I really hope so. But The Ninth Wave and Sky of Honey were conceptual in that each track followed into the next as a narrative. Is 50 Words like that? Or are they more like a themed collection of songs, as Kate described ‘The Sensual World’?
We’ve had ‘the Irish Wolfhounds of Love’ so is this ‘the Tenth Wave’?
Hmmm, a good review from Pitchfork. Unexpected. They rated Aerial pretty low… 6.4.
Another critic this time knows how to appreciate Kate. Good, I was afraid that Pitchfork was going te be shallow and almost concidered them ‘hasbeens’ after the Aerial review.
Oh there really is “an appealing creepiness” running through it. Listening all the way through is an incredible experience. It has everything; foreboding passages, gorgeous playful light-fingered intervals, pauses, dissonance to signal danger, lyrics like “dead leaves” and “twisted” and “crushed” repeated and foregrounded, and made beautiful, all adding to a bewitching mix.

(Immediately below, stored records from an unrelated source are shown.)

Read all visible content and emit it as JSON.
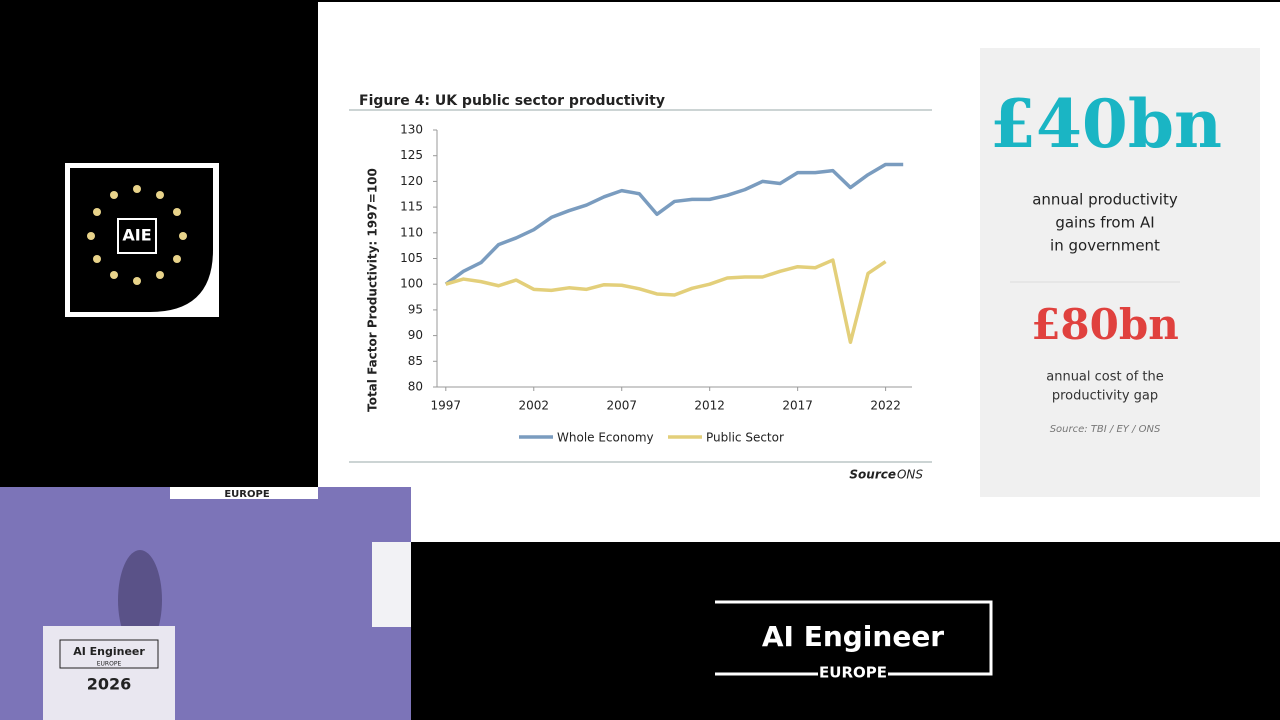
{
  "chart_data": {
    "type": "line",
    "title": "Figure 4: UK public sector productivity",
    "y_label": "Total Factor Productivity: 1997=100",
    "x": [
      1997,
      1998,
      1999,
      2000,
      2001,
      2002,
      2003,
      2004,
      2005,
      2006,
      2007,
      2008,
      2009,
      2010,
      2011,
      2012,
      2013,
      2014,
      2015,
      2016,
      2017,
      2018,
      2019,
      2020,
      2021,
      2022,
      2023
    ],
    "series": [
      {
        "name": "Whole Economy",
        "color": "#7a9cbf",
        "values": [
          100,
          102.5,
          104.2,
          107.7,
          109,
          110.6,
          113,
          114.3,
          115.4,
          117,
          118.2,
          117.6,
          113.6,
          116.1,
          116.5,
          116.5,
          117.3,
          118.4,
          120,
          119.6,
          121.7,
          121.7,
          122.1,
          118.8,
          121.3,
          123.3,
          123.3
        ]
      },
      {
        "name": "Public Sector",
        "color": "#e3cf7a",
        "values": [
          100,
          101,
          100.5,
          99.7,
          100.8,
          99,
          98.8,
          99.3,
          99,
          99.9,
          99.8,
          99.1,
          98.1,
          97.9,
          99.2,
          100,
          101.2,
          101.4,
          101.4,
          102.5,
          103.4,
          103.2,
          104.7,
          88.7,
          102.1,
          104.4,
          null
        ]
      }
    ],
    "xlim": [
      1996.5,
      2023.5
    ],
    "xticks": [
      1997,
      2002,
      2007,
      2012,
      2017,
      2022
    ],
    "ylim": [
      80,
      130
    ],
    "yticks": [
      80,
      85,
      90,
      95,
      100,
      105,
      110,
      115,
      120,
      125,
      130
    ],
    "grid": false,
    "legend": "bottom",
    "source_label": "Source",
    "source": "ONS"
  },
  "panel": {
    "stat1": "£40bn",
    "stat1_text": [
      "annual productivity",
      "gains from AI",
      "in government"
    ],
    "stat2": "£80bn",
    "stat2_text": [
      "annual cost of the",
      "productivity gap"
    ],
    "source": "Source: TBI / EY / ONS"
  },
  "logo": {
    "badge": "AIE",
    "name": "AI Engineer",
    "region": "EUROPE"
  },
  "video": {
    "banner": "EUROPE",
    "podium": "AI Engineer",
    "podium_sub": "EUROPE",
    "podium_year": "2026"
  }
}
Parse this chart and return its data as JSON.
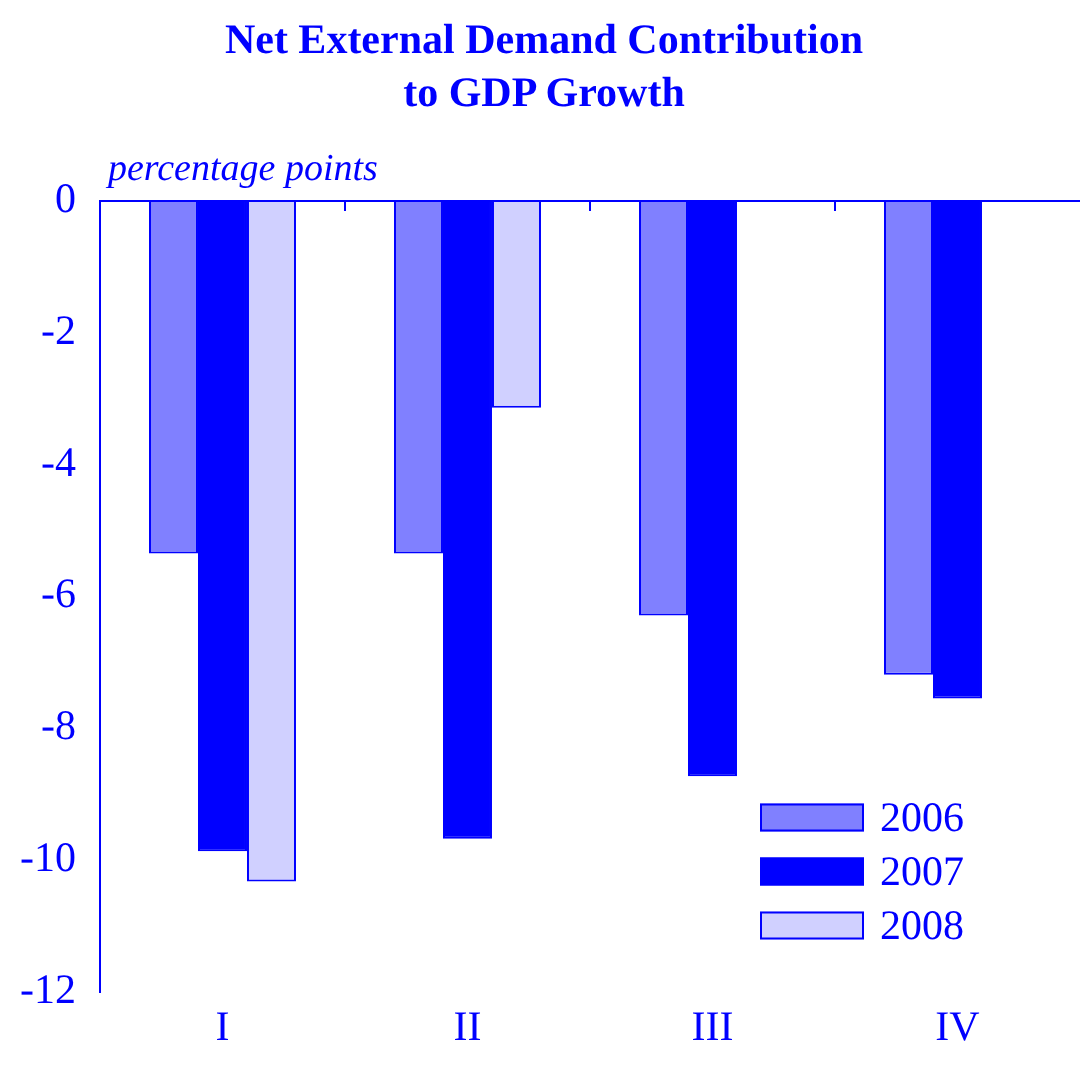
{
  "chart_data": {
    "type": "bar",
    "title": "Net External Demand Contribution\nto GDP Growth",
    "ylabel": "percentage points",
    "categories": [
      "I",
      "II",
      "III",
      "IV"
    ],
    "series": [
      {
        "name": "2006",
        "color": "#8080ff",
        "values": [
          -5.35,
          -5.35,
          -6.29,
          -7.19
        ]
      },
      {
        "name": "2007",
        "color": "#0000ff",
        "values": [
          -9.87,
          -9.68,
          -8.73,
          -7.55
        ]
      },
      {
        "name": "2008",
        "color": "#d0d0ff",
        "values": [
          -10.33,
          -3.14,
          null,
          null
        ]
      }
    ],
    "ylim": [
      -12,
      0
    ],
    "yticks": [
      -12,
      -10,
      -8,
      -6,
      -4,
      -2,
      0
    ],
    "grid": false,
    "legend": "bottom right"
  }
}
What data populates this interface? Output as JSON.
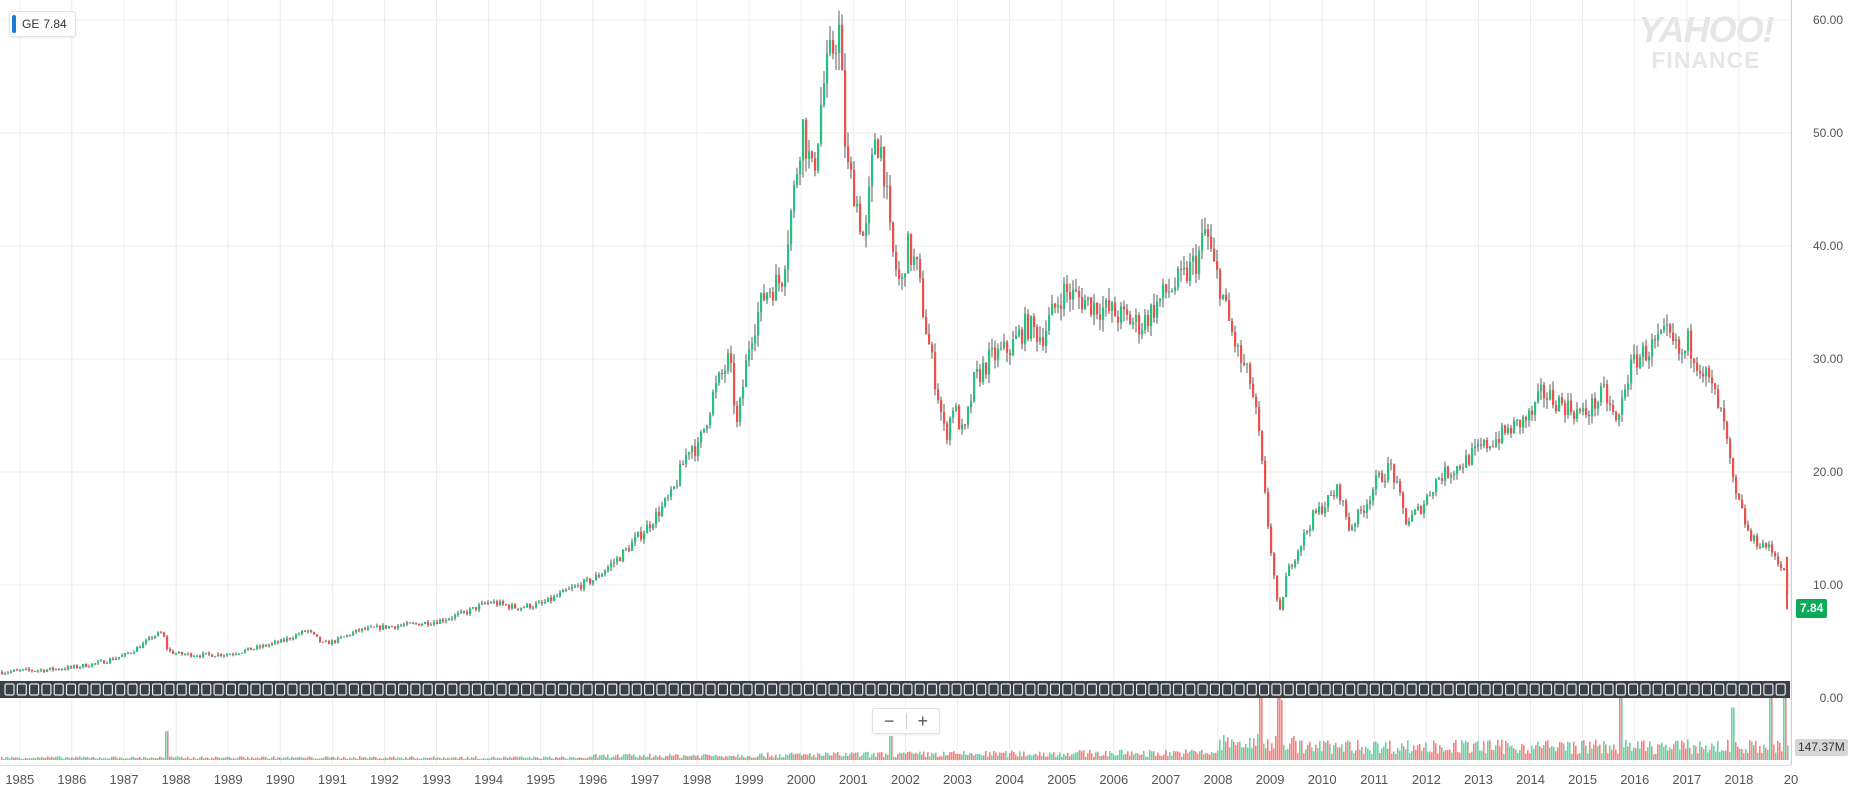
{
  "legend": {
    "symbol": "GE",
    "value": "7.84"
  },
  "watermark": {
    "line1": "YAHOO!",
    "line2": "FINANCE"
  },
  "price_badge": "7.84",
  "volume_badge": "147.37M",
  "zoom": {
    "minus": "−",
    "plus": "+"
  },
  "colors": {
    "up": "#26c281",
    "down": "#f0504a",
    "wick": "#333333",
    "grid": "#ececec",
    "event_bar": "#3b4046",
    "price_badge_bg": "#0bab59",
    "legend_accent": "#1a7bd4"
  },
  "chart_data": {
    "type": "candlestick",
    "symbol": "GE",
    "title": "",
    "xlabel": "",
    "ylabel": "",
    "ylim": [
      0,
      62
    ],
    "y_ticks": [
      "0.00",
      "10.00",
      "20.00",
      "30.00",
      "40.00",
      "50.00",
      "60.00"
    ],
    "x_ticks": [
      "1985",
      "1986",
      "1987",
      "1988",
      "1989",
      "1990",
      "1991",
      "1992",
      "1993",
      "1994",
      "1995",
      "1996",
      "1997",
      "1998",
      "1999",
      "2000",
      "2001",
      "2002",
      "2003",
      "2004",
      "2005",
      "2006",
      "2007",
      "2008",
      "2009",
      "2010",
      "2011",
      "2012",
      "2013",
      "2014",
      "2015",
      "2016",
      "2017",
      "2018",
      "20"
    ],
    "x_range": [
      1984.62,
      2019.0
    ],
    "last_price": 7.84,
    "last_volume": "147.37M",
    "grid": true,
    "price_series": [
      {
        "x": 1984.6,
        "y": 2.3
      },
      {
        "x": 1985.0,
        "y": 2.4
      },
      {
        "x": 1985.5,
        "y": 2.5
      },
      {
        "x": 1986.0,
        "y": 2.7
      },
      {
        "x": 1986.5,
        "y": 3.1
      },
      {
        "x": 1987.0,
        "y": 3.8
      },
      {
        "x": 1987.3,
        "y": 4.6
      },
      {
        "x": 1987.55,
        "y": 5.5
      },
      {
        "x": 1987.72,
        "y": 5.8
      },
      {
        "x": 1987.82,
        "y": 4.2
      },
      {
        "x": 1988.0,
        "y": 3.9
      },
      {
        "x": 1988.5,
        "y": 3.8
      },
      {
        "x": 1989.0,
        "y": 3.9
      },
      {
        "x": 1989.5,
        "y": 4.4
      },
      {
        "x": 1990.0,
        "y": 5.0
      },
      {
        "x": 1990.5,
        "y": 6.0
      },
      {
        "x": 1990.8,
        "y": 4.8
      },
      {
        "x": 1991.0,
        "y": 5.0
      },
      {
        "x": 1991.5,
        "y": 6.0
      },
      {
        "x": 1992.0,
        "y": 6.3
      },
      {
        "x": 1992.5,
        "y": 6.5
      },
      {
        "x": 1993.0,
        "y": 6.8
      },
      {
        "x": 1993.5,
        "y": 7.5
      },
      {
        "x": 1994.0,
        "y": 8.5
      },
      {
        "x": 1994.5,
        "y": 8.0
      },
      {
        "x": 1995.0,
        "y": 8.3
      },
      {
        "x": 1995.5,
        "y": 9.5
      },
      {
        "x": 1996.0,
        "y": 10.5
      },
      {
        "x": 1996.5,
        "y": 12.5
      },
      {
        "x": 1997.0,
        "y": 15.0
      },
      {
        "x": 1997.5,
        "y": 18.0
      },
      {
        "x": 1997.85,
        "y": 22.5
      },
      {
        "x": 1998.0,
        "y": 22.0
      },
      {
        "x": 1998.3,
        "y": 27.0
      },
      {
        "x": 1998.6,
        "y": 30.0
      },
      {
        "x": 1998.75,
        "y": 24.0
      },
      {
        "x": 1999.0,
        "y": 32.0
      },
      {
        "x": 1999.3,
        "y": 36.0
      },
      {
        "x": 1999.6,
        "y": 37.0
      },
      {
        "x": 1999.85,
        "y": 45.0
      },
      {
        "x": 2000.0,
        "y": 51.0
      },
      {
        "x": 2000.2,
        "y": 46.0
      },
      {
        "x": 2000.4,
        "y": 54.0
      },
      {
        "x": 2000.7,
        "y": 59.5
      },
      {
        "x": 2000.85,
        "y": 47.0
      },
      {
        "x": 2001.0,
        "y": 45.0
      },
      {
        "x": 2001.2,
        "y": 40.0
      },
      {
        "x": 2001.4,
        "y": 50.0
      },
      {
        "x": 2001.55,
        "y": 48.0
      },
      {
        "x": 2001.7,
        "y": 40.0
      },
      {
        "x": 2001.9,
        "y": 36.0
      },
      {
        "x": 2002.0,
        "y": 40.0
      },
      {
        "x": 2002.2,
        "y": 38.0
      },
      {
        "x": 2002.4,
        "y": 32.0
      },
      {
        "x": 2002.6,
        "y": 27.0
      },
      {
        "x": 2002.75,
        "y": 23.0
      },
      {
        "x": 2002.9,
        "y": 26.0
      },
      {
        "x": 2003.1,
        "y": 23.0
      },
      {
        "x": 2003.3,
        "y": 28.0
      },
      {
        "x": 2003.6,
        "y": 30.0
      },
      {
        "x": 2004.0,
        "y": 31.0
      },
      {
        "x": 2004.3,
        "y": 33.0
      },
      {
        "x": 2004.6,
        "y": 32.0
      },
      {
        "x": 2005.0,
        "y": 36.0
      },
      {
        "x": 2005.5,
        "y": 35.0
      },
      {
        "x": 2006.0,
        "y": 34.0
      },
      {
        "x": 2006.5,
        "y": 33.0
      },
      {
        "x": 2007.0,
        "y": 36.0
      },
      {
        "x": 2007.3,
        "y": 37.0
      },
      {
        "x": 2007.6,
        "y": 39.0
      },
      {
        "x": 2007.75,
        "y": 41.5
      },
      {
        "x": 2007.9,
        "y": 38.0
      },
      {
        "x": 2008.0,
        "y": 37.0
      },
      {
        "x": 2008.2,
        "y": 33.0
      },
      {
        "x": 2008.4,
        "y": 30.0
      },
      {
        "x": 2008.6,
        "y": 28.0
      },
      {
        "x": 2008.75,
        "y": 24.0
      },
      {
        "x": 2008.9,
        "y": 17.0
      },
      {
        "x": 2009.0,
        "y": 13.0
      },
      {
        "x": 2009.15,
        "y": 7.0
      },
      {
        "x": 2009.3,
        "y": 11.0
      },
      {
        "x": 2009.5,
        "y": 13.0
      },
      {
        "x": 2009.8,
        "y": 16.0
      },
      {
        "x": 2010.0,
        "y": 17.0
      },
      {
        "x": 2010.3,
        "y": 18.5
      },
      {
        "x": 2010.5,
        "y": 15.0
      },
      {
        "x": 2010.8,
        "y": 17.0
      },
      {
        "x": 2011.0,
        "y": 19.0
      },
      {
        "x": 2011.3,
        "y": 20.5
      },
      {
        "x": 2011.6,
        "y": 15.5
      },
      {
        "x": 2011.9,
        "y": 17.0
      },
      {
        "x": 2012.2,
        "y": 19.5
      },
      {
        "x": 2012.6,
        "y": 20.5
      },
      {
        "x": 2013.0,
        "y": 22.0
      },
      {
        "x": 2013.5,
        "y": 23.5
      },
      {
        "x": 2014.0,
        "y": 25.0
      },
      {
        "x": 2014.2,
        "y": 27.0
      },
      {
        "x": 2014.6,
        "y": 26.0
      },
      {
        "x": 2015.0,
        "y": 25.0
      },
      {
        "x": 2015.4,
        "y": 27.0
      },
      {
        "x": 2015.65,
        "y": 24.0
      },
      {
        "x": 2015.8,
        "y": 28.0
      },
      {
        "x": 2016.0,
        "y": 30.0
      },
      {
        "x": 2016.3,
        "y": 31.0
      },
      {
        "x": 2016.6,
        "y": 32.0
      },
      {
        "x": 2016.9,
        "y": 30.0
      },
      {
        "x": 2017.0,
        "y": 31.5
      },
      {
        "x": 2017.3,
        "y": 29.0
      },
      {
        "x": 2017.5,
        "y": 27.0
      },
      {
        "x": 2017.7,
        "y": 24.0
      },
      {
        "x": 2017.9,
        "y": 18.0
      },
      {
        "x": 2018.0,
        "y": 17.0
      },
      {
        "x": 2018.2,
        "y": 14.0
      },
      {
        "x": 2018.5,
        "y": 13.5
      },
      {
        "x": 2018.7,
        "y": 12.5
      },
      {
        "x": 2018.85,
        "y": 11.0
      },
      {
        "x": 2018.95,
        "y": 7.84
      }
    ],
    "volume_spikes": [
      {
        "x": 1987.8,
        "v": 0.48
      },
      {
        "x": 2001.7,
        "v": 0.4
      },
      {
        "x": 2008.8,
        "v": 0.85
      },
      {
        "x": 2009.15,
        "v": 0.95
      },
      {
        "x": 2009.2,
        "v": 0.8
      },
      {
        "x": 2015.7,
        "v": 0.93
      },
      {
        "x": 2017.85,
        "v": 0.7
      },
      {
        "x": 2018.6,
        "v": 0.85
      },
      {
        "x": 2018.85,
        "v": 1.0
      }
    ]
  }
}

Even the playful ’50 Words for Snow’ has a hint of menace, with KB’s throaty demands and drumming reminicent of the driving power of the Stones Sympathy…And, oh, the images it conjures up, the blood-stained (Powell-red) snow in Misty, the ghost rising from Lake Tahoe, like the Lady of the Lake, and the burning of Rome. This album will be talked about for decades.
The very last line of this review is something that none of the other critics have picked up on: snow can be just as dangerous as it is beautiful. Lake Tahoe is one of those places where people blithely go out to ski for an afternoon, step off the trail for a moment, and their bones are found 20 years later in a nearby gulley. The Sierra Nevada are unforgiving to the careless, and full of ghosts.
Just bought the CD. It was the first one hmv sold in 2 days! They weren’t allowed toplay it in store….prob because its music that requires listening to and not background musac.It sounds great in the car..has a calming soothing effect when drivng and you are completely enveloped in kates world.